When should I use soft invalidation instead of a hard purge?
Use soft invalidation for high-traffic, low-stakes content where serving one extra stale response is acceptable. It marks entries stale and lets stale-while-revalidate refresh them in the background, avoiding a latency spike and origin thundering herd. Use a hard purge when serving the old bytes would be incorrect, such as a price or publish-state change.
How do I make purges reliable when the control plane can fail?
Wrap the purge call in bounded retry with backoff, retrying only transient 429 and 5xx responses and never 4xx.

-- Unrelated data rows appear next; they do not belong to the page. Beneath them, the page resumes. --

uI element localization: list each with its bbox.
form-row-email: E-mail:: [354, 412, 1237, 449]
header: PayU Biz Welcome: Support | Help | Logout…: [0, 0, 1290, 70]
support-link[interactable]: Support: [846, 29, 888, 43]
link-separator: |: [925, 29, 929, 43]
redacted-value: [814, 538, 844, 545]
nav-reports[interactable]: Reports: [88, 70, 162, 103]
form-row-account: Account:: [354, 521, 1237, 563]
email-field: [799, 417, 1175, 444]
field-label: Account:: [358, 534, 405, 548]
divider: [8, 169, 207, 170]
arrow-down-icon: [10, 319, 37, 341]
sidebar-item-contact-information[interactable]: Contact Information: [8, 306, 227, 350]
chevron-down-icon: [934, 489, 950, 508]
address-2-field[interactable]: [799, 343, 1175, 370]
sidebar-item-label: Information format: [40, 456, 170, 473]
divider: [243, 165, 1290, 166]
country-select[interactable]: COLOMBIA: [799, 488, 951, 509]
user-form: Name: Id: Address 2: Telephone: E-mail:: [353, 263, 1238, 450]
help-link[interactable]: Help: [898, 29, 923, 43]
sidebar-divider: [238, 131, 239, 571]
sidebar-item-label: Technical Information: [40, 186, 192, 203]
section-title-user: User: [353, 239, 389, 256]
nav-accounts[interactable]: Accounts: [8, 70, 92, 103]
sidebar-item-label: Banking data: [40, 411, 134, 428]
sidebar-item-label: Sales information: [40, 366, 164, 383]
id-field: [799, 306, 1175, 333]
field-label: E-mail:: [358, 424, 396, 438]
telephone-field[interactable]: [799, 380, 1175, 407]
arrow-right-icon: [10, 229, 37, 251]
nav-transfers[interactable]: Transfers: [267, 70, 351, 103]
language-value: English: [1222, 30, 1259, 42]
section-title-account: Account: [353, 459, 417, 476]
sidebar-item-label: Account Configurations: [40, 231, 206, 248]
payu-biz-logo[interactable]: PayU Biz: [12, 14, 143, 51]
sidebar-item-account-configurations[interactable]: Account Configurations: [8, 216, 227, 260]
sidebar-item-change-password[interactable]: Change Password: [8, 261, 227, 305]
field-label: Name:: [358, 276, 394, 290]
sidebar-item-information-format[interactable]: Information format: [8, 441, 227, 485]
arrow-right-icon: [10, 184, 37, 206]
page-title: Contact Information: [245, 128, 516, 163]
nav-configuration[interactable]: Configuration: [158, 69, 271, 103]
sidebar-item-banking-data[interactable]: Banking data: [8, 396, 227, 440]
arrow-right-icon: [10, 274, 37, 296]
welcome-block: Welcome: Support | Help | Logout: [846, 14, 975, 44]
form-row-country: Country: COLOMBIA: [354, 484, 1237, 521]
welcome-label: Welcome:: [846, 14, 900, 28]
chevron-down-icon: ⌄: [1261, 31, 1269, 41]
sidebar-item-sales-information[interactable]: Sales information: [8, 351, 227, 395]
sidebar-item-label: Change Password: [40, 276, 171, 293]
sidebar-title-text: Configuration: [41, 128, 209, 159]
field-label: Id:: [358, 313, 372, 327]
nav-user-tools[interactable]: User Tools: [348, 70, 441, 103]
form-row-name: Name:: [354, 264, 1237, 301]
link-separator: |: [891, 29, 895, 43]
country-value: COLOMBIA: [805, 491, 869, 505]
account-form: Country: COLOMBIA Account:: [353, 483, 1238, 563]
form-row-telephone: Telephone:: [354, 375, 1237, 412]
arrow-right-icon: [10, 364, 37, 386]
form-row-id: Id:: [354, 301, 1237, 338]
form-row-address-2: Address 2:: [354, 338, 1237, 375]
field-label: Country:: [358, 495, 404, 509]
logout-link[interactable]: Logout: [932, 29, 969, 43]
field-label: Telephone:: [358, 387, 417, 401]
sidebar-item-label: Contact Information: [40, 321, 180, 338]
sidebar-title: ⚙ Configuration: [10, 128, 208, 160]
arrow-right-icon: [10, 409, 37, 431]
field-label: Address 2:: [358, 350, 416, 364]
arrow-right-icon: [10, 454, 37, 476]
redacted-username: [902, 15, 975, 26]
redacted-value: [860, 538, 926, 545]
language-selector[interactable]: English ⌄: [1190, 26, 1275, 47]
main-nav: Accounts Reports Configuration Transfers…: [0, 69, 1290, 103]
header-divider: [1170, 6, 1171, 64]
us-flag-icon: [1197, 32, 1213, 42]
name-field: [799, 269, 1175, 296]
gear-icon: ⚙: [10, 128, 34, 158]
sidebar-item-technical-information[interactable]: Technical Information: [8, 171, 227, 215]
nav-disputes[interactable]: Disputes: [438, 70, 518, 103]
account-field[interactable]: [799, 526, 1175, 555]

Run it off the request hot path with ctx.waitUntil so the user’s mutation response is not delayed, and alert when retries are exhausted.
What is key versioning and why is it the safest option?
Key versioning folds a version token into the cache key or tag, such as pricing:v3. To invalidate, you bump it to pricing:v4, which makes every new read a guaranteed miss while old entries age out under their TTL. It sidesteps purge-propagation races entirely, at the cost of leaving dead entries in cache until they expire.
Why does my purge succeed but content stays stale?
Almost always because the tag string sent on purge does not exactly match the tag string attached at write time. Centralize tag construction in one shared helper so the writer and purger cannot drift, and log both tag sets to confirm they match.